The 1985 and '87 World Series didn't end very happily. There was that 3-1 lead they blew against the Braves in the '96 NLCS (while getting outscored 32-1). There was even a division series, in 2001, in which Schilling just about personally prevented them from advancing in Game 5 -- whereupon Schilling and the Diamondbacks, naturally, went on to win the World Series.

But even this year, something really dangerous happened to the Cardinals: They won way too many games for their own good.

They won 105 of them, matter of fact. And that was big trouble -- because it was more than any other team in baseball.

In other sports, that wouldn't be considered particularly hazardous. But baseball isn't like those other sports.

The Cardinals get no home-field advantage in this World Series out of those 105 wins, even though that Red Sox team they're playing not only didn't have a better record but also didn't even finish in first place. Here, however, is an even bigger problem:

Five straight years now, the team with the best record in baseball has managed to avoid winning the World Series, in some way or another. You can look it up -- the '99 Braves, 2000 Giants, 2001 Mariners, 2002 Yankees and A's (103 wins each) and 2003 Yankees and Braves (101 wins each) all went home ringless. Which means the last team to have the best record in baseball and still win the World Series was the 1998 Yankees, a team that won 114 games, blew out the Red Sox by 22 games and lost just twice in 13 games in a ridiculous rampage through the postseason.

Ah, but look a little closer at those '98 Yankees. Among the men who played for that team -- a fellow named Dale Sveum.

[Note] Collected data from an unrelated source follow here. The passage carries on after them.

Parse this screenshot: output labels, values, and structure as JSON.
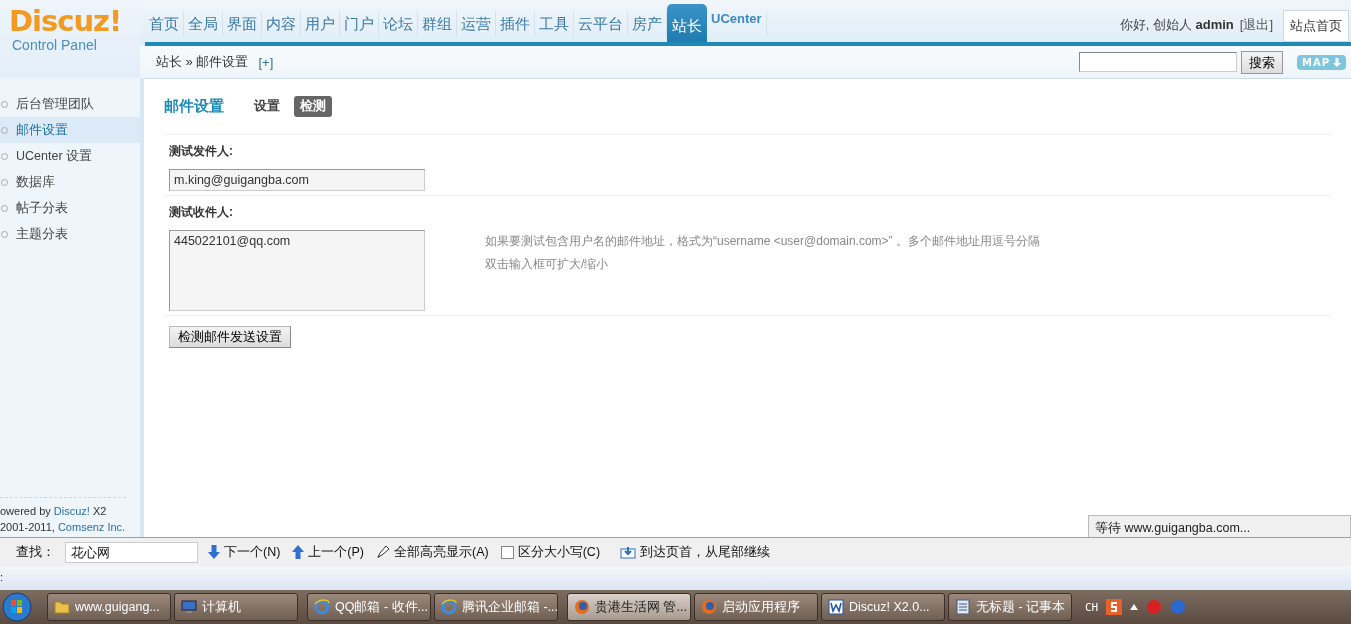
{
  "logo": {
    "brand": "Discuz!",
    "subtitle": "Control Panel"
  },
  "nav": [
    {
      "label": "首页",
      "selected": false
    },
    {
      "label": "全局",
      "selected": false
    },
    {
      "label": "界面",
      "selected": false
    },
    {
      "label": "内容",
      "selected": false
    },
    {
      "label": "用户",
      "selected": false
    },
    {
      "label": "门户",
      "selected": false
    },
    {
      "label": "论坛",
      "selected": false
    },
    {
      "label": "群组",
      "selected": false
    },
    {
      "label": "运营",
      "selected": false
    },
    {
      "label": "插件",
      "selected": false
    },
    {
      "label": "工具",
      "selected": false
    },
    {
      "label": "云平台",
      "selected": false
    },
    {
      "label": "房产",
      "selected": false
    },
    {
      "label": "站长",
      "selected": true
    },
    {
      "label": "UCenter",
      "selected": false
    }
  ],
  "user": {
    "greeting": "你好, 创始人",
    "name": "admin",
    "logout": "[退出]",
    "home_button": "站点首页"
  },
  "breadcrumb": {
    "path": "站长 » 邮件设置",
    "add": "[+]"
  },
  "search": {
    "button": "搜索",
    "map": "MAP"
  },
  "sidebar": {
    "items": [
      {
        "label": "后台管理团队",
        "selected": false
      },
      {
        "label": "邮件设置",
        "selected": true
      },
      {
        "label": "UCenter 设置",
        "selected": false
      },
      {
        "label": "数据库",
        "selected": false
      },
      {
        "label": "帖子分表",
        "selected": false
      },
      {
        "label": "主题分表",
        "selected": false
      }
    ],
    "footer": [
      {
        "text": "owered by",
        "link": "Discuz!",
        "suffix": "X2"
      },
      {
        "text": "2001-2011,",
        "link": "Comsenz Inc."
      }
    ]
  },
  "page": {
    "title": "邮件设置",
    "tabs": [
      {
        "label": "设置",
        "selected": false
      },
      {
        "label": "检测",
        "selected": true
      }
    ],
    "fields": [
      {
        "label": "测试发件人:",
        "kind": "input",
        "value": "m.king@guigangba.com"
      },
      {
        "label": "测试收件人:",
        "kind": "textarea",
        "value": "445022101@qq.com",
        "hints": [
          "如果要测试包含用户名的邮件地址，格式为“username <user@domain.com>” 。多个邮件地址用逗号分隔",
          "双击输入框可扩大/缩小"
        ]
      }
    ],
    "submit": "检测邮件发送设置"
  },
  "status_popup": "等待 www.guigangba.com...",
  "find_bar": {
    "label": "查找：",
    "value": "花心网",
    "next": "下一个(N)",
    "prev": "上一个(P)",
    "highlight": "全部高亮显示(A)",
    "match_case": {
      "label": "区分大小写(C)",
      "checked": false
    },
    "notice": "到达页首，从尾部继续"
  },
  "status_line": ":",
  "taskbar": {
    "items": [
      {
        "label": "www.guigang...",
        "kind": "folder",
        "selected": false
      },
      {
        "label": "计算机",
        "kind": "computer",
        "selected": false
      },
      {
        "label": "QQ邮箱 - 收件...",
        "kind": "ie",
        "selected": false
      },
      {
        "label": "腾讯企业邮箱 -...",
        "kind": "ie",
        "selected": false
      },
      {
        "label": "贵港生活网 管...",
        "kind": "firefox",
        "selected": true
      },
      {
        "label": "启动应用程序",
        "kind": "firefox",
        "selected": false
      },
      {
        "label": "Discuz! X2.0...",
        "kind": "word",
        "selected": false
      },
      {
        "label": "无标题 - 记事本",
        "kind": "notepad",
        "selected": false
      }
    ],
    "language": "CH"
  }
}
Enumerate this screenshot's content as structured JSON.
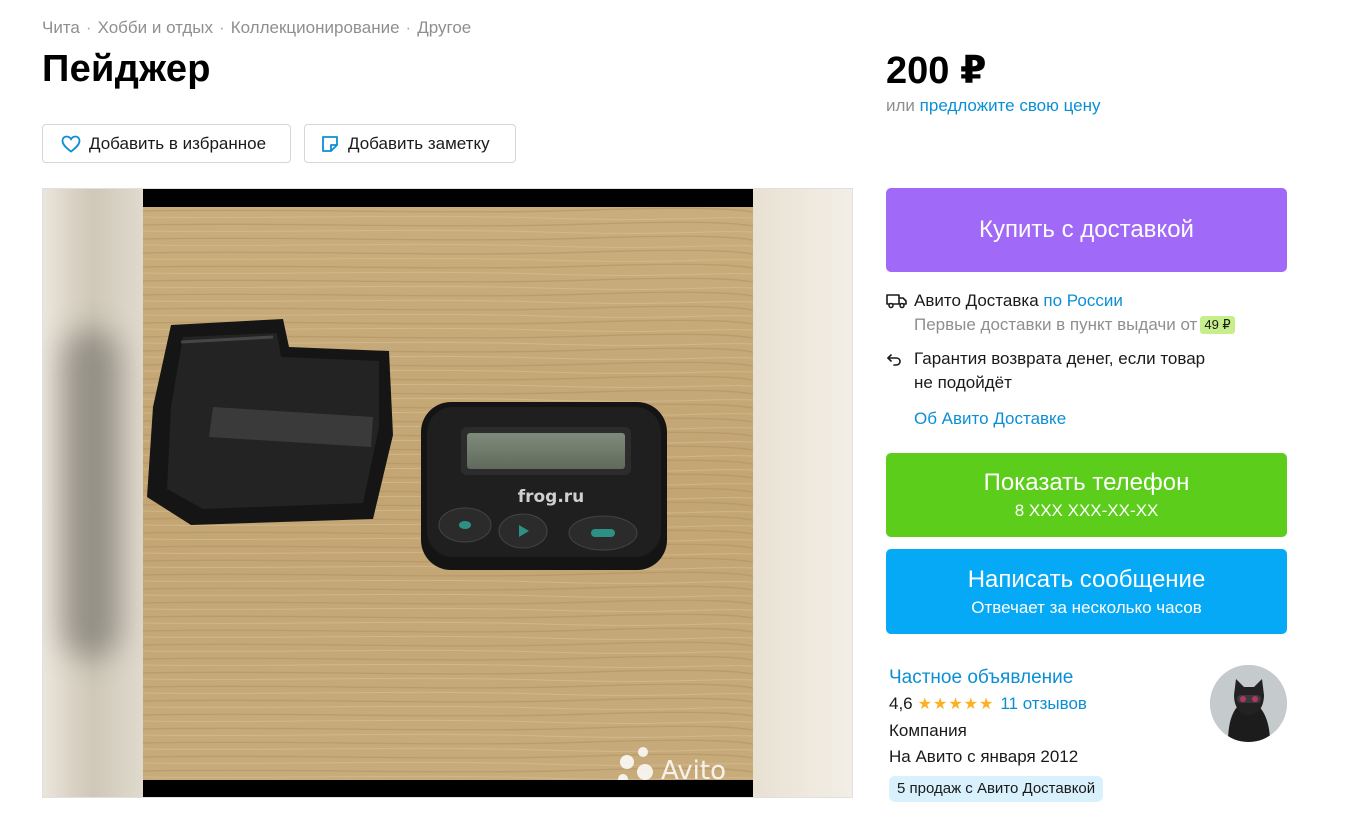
{
  "breadcrumb": [
    "Чита",
    "Хобби и отдых",
    "Коллекционирование",
    "Другое"
  ],
  "breadcrumb_separator": "·",
  "title": "Пейджер",
  "actions": {
    "favorite_label": "Добавить в избранное",
    "note_label": "Добавить заметку"
  },
  "gallery": {
    "photo_device_label": "frog.ru",
    "watermark": "Avito"
  },
  "price": {
    "amount": "200 ₽",
    "or_text": "или",
    "offer_link": "предложите свою цену"
  },
  "buy_button": {
    "label": "Купить с доставкой"
  },
  "delivery": {
    "service": "Авито Доставка",
    "region_link": "по России",
    "first_delivery_text": "Первые доставки в пункт выдачи от",
    "first_delivery_price": "49 ₽",
    "guarantee_line1": "Гарантия возврата денег, если товар",
    "guarantee_line2": "не подойдёт",
    "about_link": "Об Авито Доставке"
  },
  "phone_button": {
    "label": "Показать телефон",
    "number": "8 XXX XXX-XX-XX"
  },
  "message_button": {
    "label": "Написать сообщение",
    "sub": "Отвечает за несколько часов"
  },
  "seller": {
    "type_link": "Частное объявление",
    "rating": "4,6",
    "stars": "★★★★★",
    "rating_value": 4.6,
    "reviews_link": "11 отзывов",
    "kind": "Компания",
    "since": "На Авито с января 2012",
    "sales_badge": "5 продаж с Авито Доставкой"
  },
  "colors": {
    "buy": "#a169f7",
    "phone": "#5ccd1b",
    "message": "#05a9f5",
    "link": "#0a8fd5",
    "star": "#ffb021"
  },
  "icons": {
    "favorite": "heart-icon",
    "note": "note-icon",
    "delivery": "truck-icon",
    "guarantee": "return-arrow-icon"
  }
}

OK, so he didn't play much (only 58 at-bats, and a whopping nine hits). But that's just a technicality. It's a technicality because he carries his own personal link to this World Series in more ways than one.

He's now the third base coach for the Red Sox, a team whose mission is to rally around him and preserve that special curse destined to befall all future teams that attempt to outwin the rest of the sport and then wangle a parade out of it.

That's a trick that has never worked for the Red Sox. So why should they allow some team that once employed Bob Gibson and Enos Slaughter to pull it off against them? Now there's a cause the Idiots ought to be able to rally around.

Have a fun World Series.

Jayson Stark is a senior writer for ESPN.com.